Investment Commentary – May 10, 2022
Year to Date Market Indices as of May 10, 2022
• Dow 32,129 (-11.59%)
• S&P 4,000 (-16.03%)
• NASDAQ 11,744 (-12.24%)
• Gold $1,839 (0.46%)
• OIL $61.65 (27.26%)
• Barclay Bond Aggregate (-10.81%)
• Fed Funds Rate 1.00
• Current Annual Inflation Rate 8.5%
Fed’s Waller promises to tackle inflation, says mistakes of the ’70s won’t be repeated
Fed Governor Christopher Waller pledged that the central bank won’t make the same mistakes on inflation as its 1970s predecessor.
“We know what happened for the Fed not taking the job seriously on inflation in the 1970s, and we ain’t gonna let that happen,” he said.
Federal Reserve Governor Christopher Waller pledged Tuesday that the rate-setting group wouldn’t make the same mistakes on inflation that it did in the 1970s.
Back then, he said during a panel chat with Minneapolis Fed President Neel Kashkari, the central bank talked tough on inflation but wilted every time tighter monetary policy caused an uptick in unemployment.

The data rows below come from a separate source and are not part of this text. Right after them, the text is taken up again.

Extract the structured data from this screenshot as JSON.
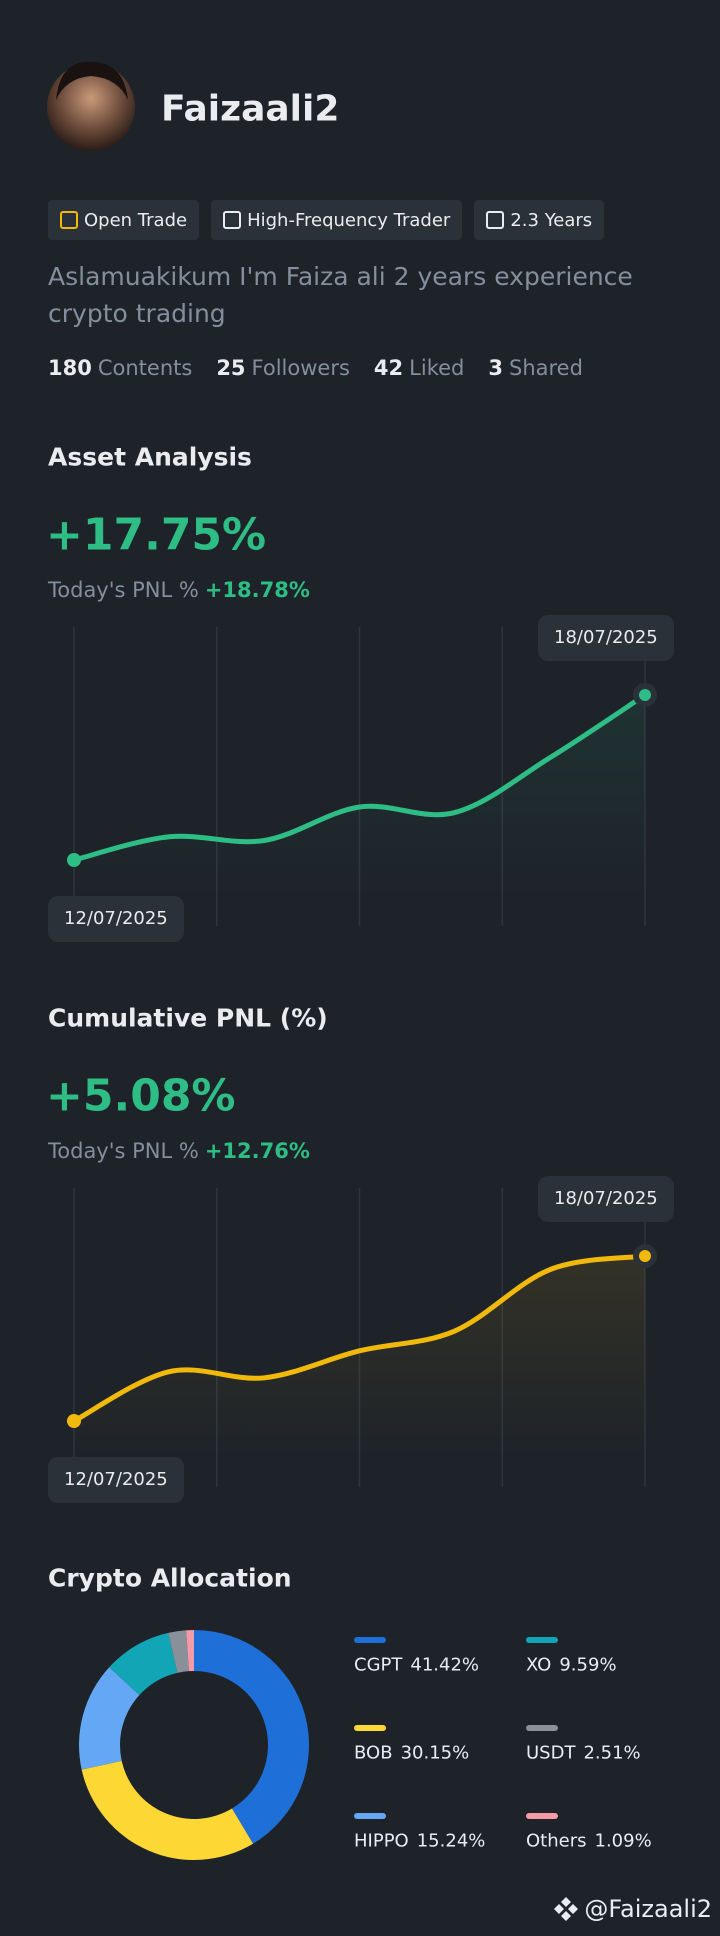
{
  "profile": {
    "name": "Faizaali2",
    "tags": [
      "Open Trade",
      "High-Frequency Trader",
      "2.3 Years"
    ],
    "bio": "Aslamuakikum I'm Faiza ali 2 years experience crypto trading",
    "stats": [
      {
        "value": 180,
        "label": "Contents"
      },
      {
        "value": 25,
        "label": "Followers"
      },
      {
        "value": 42,
        "label": "Liked"
      },
      {
        "value": 3,
        "label": "Shared"
      }
    ]
  },
  "chart_data": [
    {
      "type": "line",
      "title": "Asset Analysis",
      "headline": "+17.75%",
      "today_label": "Today's PNL %",
      "today_value": "+18.78%",
      "categories": [
        "12/07/2025",
        null,
        null,
        null,
        null,
        null,
        "18/07/2025"
      ],
      "values": [
        0,
        2.5,
        2.1,
        5.7,
        5.1,
        11.0,
        17.75
      ],
      "color": "#2ebd85"
    },
    {
      "type": "line",
      "title": "Cumulative PNL (%)",
      "headline": "+5.08%",
      "today_label": "Today's PNL %",
      "today_value": "+12.76%",
      "categories": [
        "12/07/2025",
        null,
        null,
        null,
        null,
        null,
        "18/07/2025"
      ],
      "values": [
        0,
        1.52,
        1.33,
        2.16,
        2.77,
        4.66,
        5.08
      ],
      "color": "#f0b90b"
    },
    {
      "type": "pie",
      "title": "Crypto Allocation",
      "categories": [
        "CGPT",
        "BOB",
        "HIPPO",
        "XO",
        "USDT",
        "Others"
      ],
      "values": [
        41.42,
        30.15,
        15.24,
        9.59,
        2.51,
        1.09
      ],
      "value_labels": [
        "41.42%",
        "30.15%",
        "15.24%",
        "9.59%",
        "2.51%",
        "1.09%"
      ],
      "colors": [
        "#1f6fd9",
        "#fdd835",
        "#64a8f5",
        "#12a5b5",
        "#8a9099",
        "#f49aa8"
      ]
    }
  ],
  "footer": {
    "handle": "@Faizaali2"
  }
}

This time, Waller said he and his colleagues will follow through on its intentions to raise interest rates until inflation comes down to the Fed’s targeted level. The central bank has raised rates twice this year, including a half percentage point move last week.
Though he noted the central bank’s political independence, Biden said, “The Fed should do its job, and it will do its job. I’m convinced of that in my mind.”
While Waller drew the comparison to the Fed of the 1970s and early ’80s, which eventually defeated inflation with a series of massive interest rate hikes when Chairman Paul Volcker took over, he said he doesn’t think the current policymakers need to be as aggressive.
“They had zero credibility, so Volcker just basically said, ‘I’ve got to just do this shock and awe,’” Waller said. “We don’t have that problem right now. This is not a shock-and-awe Volcker moment.”
The Volcker moves took the Fed’s benchmark interest rate to close to 20% and sent the economy into recession. Waller said he had a conversation with the former chair before his death, and Volcker said, “If I had known what was going to happen, I never would have done it.”
Waller said he thinks the economy can withstand the path of rate hikes this time that will be much gentler than the Volcker era.
April’s consumer price index report expected to show inflation has already peaked
Investors are eyeing what could be a pivotal consumer price index report for April, anticipating that the data shows inflation has already reached its height.
Economists warn that prices could remain elevated. The issue is how fast inflation could decline when it comes to determining how the Federal Reserve will respond with interest rate hikes.
CPI is expected to rise 0.2% in April or 8.1% on an annualized basis. That’s compared with a 1.2% monthly increase or 8.5% gain year-over-year in March.
April’s consumer price index report is expected to show inflation has already reached a peak — a development that some investors say could temporarily soothe markets.
But economists say, even with a reprieve in headline inflation, core inflation could gain on a monthly basis and stay elevated for months to come. Core inflation excludes food and energy costs.
The CPI report is expected to show headline inflation rose 0.2% in April, or 8.1% year-over-year, according to Dow Jones. That compares with a whopping 1.2% increase in March, or an 8.5% gain year-over-year. The April data is expected at 8:30 a.m. ET Wednesday.
Core CPI is expected to rise 0.4% or 6% year-over-year. That compares with 0.3% in March, or 6.5% on an annualized basis.
A potential turning point for stocks
In the stock market, some investors say the data could signal a turning point if April’s inflation comes in as expected or is even weaker .
“I think the market, from a technical standpoint, is very focused on trying to divine how much the Fed is going to move,” said Tony Roth, chief investment officer at Wilmington Trust Investment Advisors.
A hotter report would be a negative since it could mean the Fed will take an even tougher stance on interest rates. Last week, Fed Chairman Jerome Powell signaled the central bank could hike rates by 50 basis points, or a half percent, at each of the next couple of meetings.
The views presented are not intended to be relied on as a forecast, research or investment advice and are the opinions of the sources cited and are subject to change based on subsequent developments. They are not a recommendation, offer or solicitation to buy or sell any securities or to adopt any investments.